The reason is simply that the object has an expensive construction and a fairly long useful lifetime.
I would say: try both and see what works best in your case, because it can really depend on the behavior of your code.
Stack allocation will almost always be as fast or faster than heap allocation, although it is certainly possible for a heap allocator to simply use a stack based allocation technique.
However, there are larger issues when dealing with the overall performance of stack vs. heap based allocation (or in slightly better terms, local vs. external allocation). Usually, heap (external) allocation is slow because it is dealing with many different kinds of allocations and allocation patterns. Reducing the scope of the allocator you are using (making it local to the algorithm/code) will tend to increase performance without any major changes. Adding better structure to your allocation patterns, for example, forcing a LIFO ordering on allocation and deallocation pairs can also improve your allocator's performance by using the allocator in a simpler and more structured way. Or, you can use or write an allocator tuned for your particular allocation pattern; most programs allocate a few discrete sizes frequently, so a heap that is based on a lookaside buffer of a few fixed (preferably known) sizes will perform extremely well. Windows uses its low-fragmentation-heap for this very reason.
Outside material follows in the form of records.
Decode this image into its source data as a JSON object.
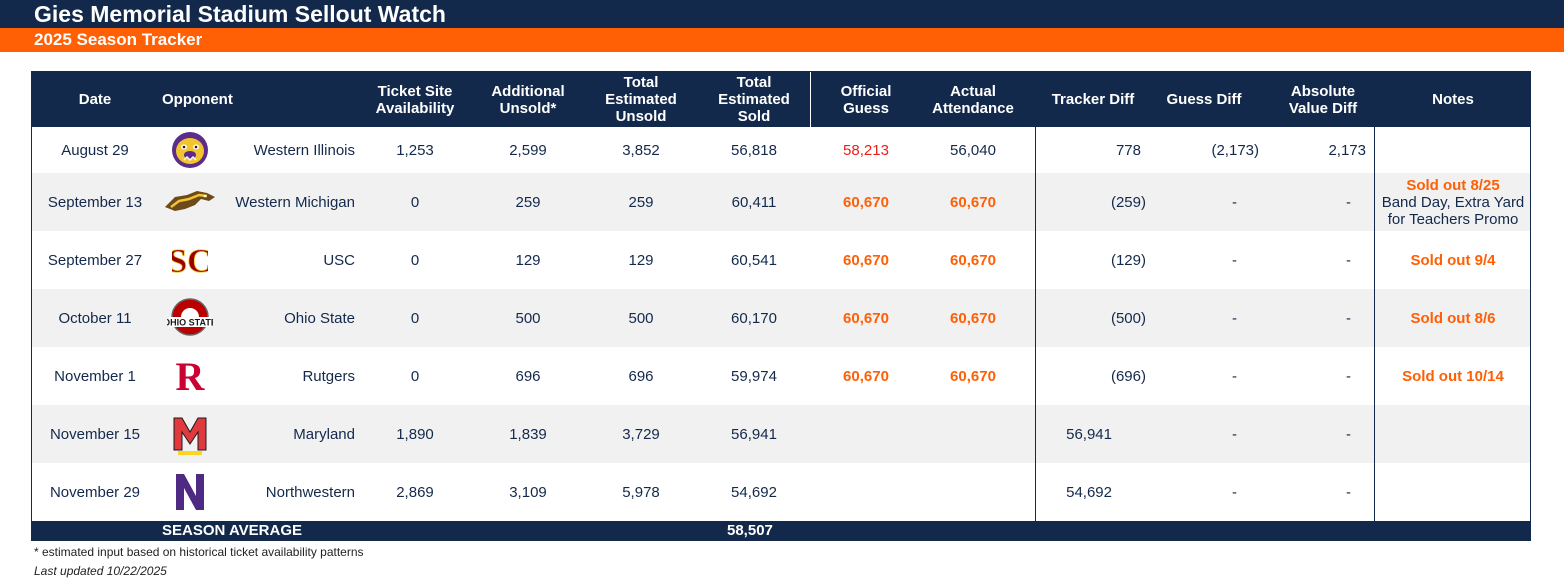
{
  "title": "Gies Memorial Stadium Sellout Watch",
  "subtitle": "2025 Season Tracker",
  "colors": {
    "navy": "#13294b",
    "orange": "#ff5f05",
    "red_value": "#e8211b"
  },
  "headers": {
    "date": "Date",
    "opponent": "Opponent",
    "ticket_site": "Ticket Site Availability",
    "additional_unsold": "Additional Unsold*",
    "total_unsold": "Total Estimated Unsold",
    "total_sold": "Total Estimated Sold",
    "official_guess": "Official Guess",
    "actual_attendance": "Actual Attendance",
    "tracker_diff": "Tracker Diff",
    "guess_diff": "Guess Diff",
    "abs_diff": "Absolute Value Diff",
    "notes": "Notes"
  },
  "rows": [
    {
      "date": "August 29",
      "logo": "western-illinois-logo",
      "opponent": "Western Illinois",
      "ticket_site": "1,253",
      "additional_unsold": "2,599",
      "total_unsold": "3,852",
      "total_sold": "56,818",
      "official_guess": "58,213",
      "actual_attendance": "56,040",
      "tracker_diff": "778",
      "guess_diff": "(2,173)",
      "abs_diff": "2,173",
      "note_head": "",
      "note_body": ""
    },
    {
      "date": "September 13",
      "logo": "western-michigan-logo",
      "opponent": "Western Michigan",
      "ticket_site": "0",
      "additional_unsold": "259",
      "total_unsold": "259",
      "total_sold": "60,411",
      "official_guess": "60,670",
      "actual_attendance": "60,670",
      "tracker_diff": "(259)",
      "guess_diff": "-",
      "abs_diff": "-",
      "note_head": "Sold out 8/25",
      "note_body": "Band Day, Extra Yard for Teachers Promo"
    },
    {
      "date": "September 27",
      "logo": "usc-logo",
      "opponent": "USC",
      "ticket_site": "0",
      "additional_unsold": "129",
      "total_unsold": "129",
      "total_sold": "60,541",
      "official_guess": "60,670",
      "actual_attendance": "60,670",
      "tracker_diff": "(129)",
      "guess_diff": "-",
      "abs_diff": "-",
      "note_head": "Sold out 9/4",
      "note_body": ""
    },
    {
      "date": "October 11",
      "logo": "ohio-state-logo",
      "opponent": "Ohio State",
      "ticket_site": "0",
      "additional_unsold": "500",
      "total_unsold": "500",
      "total_sold": "60,170",
      "official_guess": "60,670",
      "actual_attendance": "60,670",
      "tracker_diff": "(500)",
      "guess_diff": "-",
      "abs_diff": "-",
      "note_head": "Sold out 8/6",
      "note_body": ""
    },
    {
      "date": "November 1",
      "logo": "rutgers-logo",
      "opponent": "Rutgers",
      "ticket_site": "0",
      "additional_unsold": "696",
      "total_unsold": "696",
      "total_sold": "59,974",
      "official_guess": "60,670",
      "actual_attendance": "60,670",
      "tracker_diff": "(696)",
      "guess_diff": "-",
      "abs_diff": "-",
      "note_head": "Sold out 10/14",
      "note_body": ""
    },
    {
      "date": "November 15",
      "logo": "maryland-logo",
      "opponent": "Maryland",
      "ticket_site": "1,890",
      "additional_unsold": "1,839",
      "total_unsold": "3,729",
      "total_sold": "56,941",
      "official_guess": "",
      "actual_attendance": "",
      "tracker_diff": "56,941",
      "guess_diff": "-",
      "abs_diff": "-",
      "note_head": "",
      "note_body": ""
    },
    {
      "date": "November 29",
      "logo": "northwestern-logo",
      "opponent": "Northwestern",
      "ticket_site": "2,869",
      "additional_unsold": "3,109",
      "total_unsold": "5,978",
      "total_sold": "54,692",
      "official_guess": "",
      "actual_attendance": "",
      "tracker_diff": "54,692",
      "guess_diff": "-",
      "abs_diff": "-",
      "note_head": "",
      "note_body": ""
    }
  ],
  "season_average_label": "SEASON AVERAGE",
  "season_average_value": "58,507",
  "footnote": "* estimated input based on historical ticket availability patterns",
  "last_updated": "Last updated 10/22/2025"
}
On the other hand, stack-based allocation on a 32-bit memory range is also fraught with peril if you have too many threads. Stacks need a contiguous memory range, so the more threads you have, the more virtual address space you will need for them to run without a stack overflow. This won't be a problem (for now) with 64-bit, but it can certainly wreak havoc in long running programs with lots of threads. Running out of virtual address space due to fragmentation is always a pain to deal with.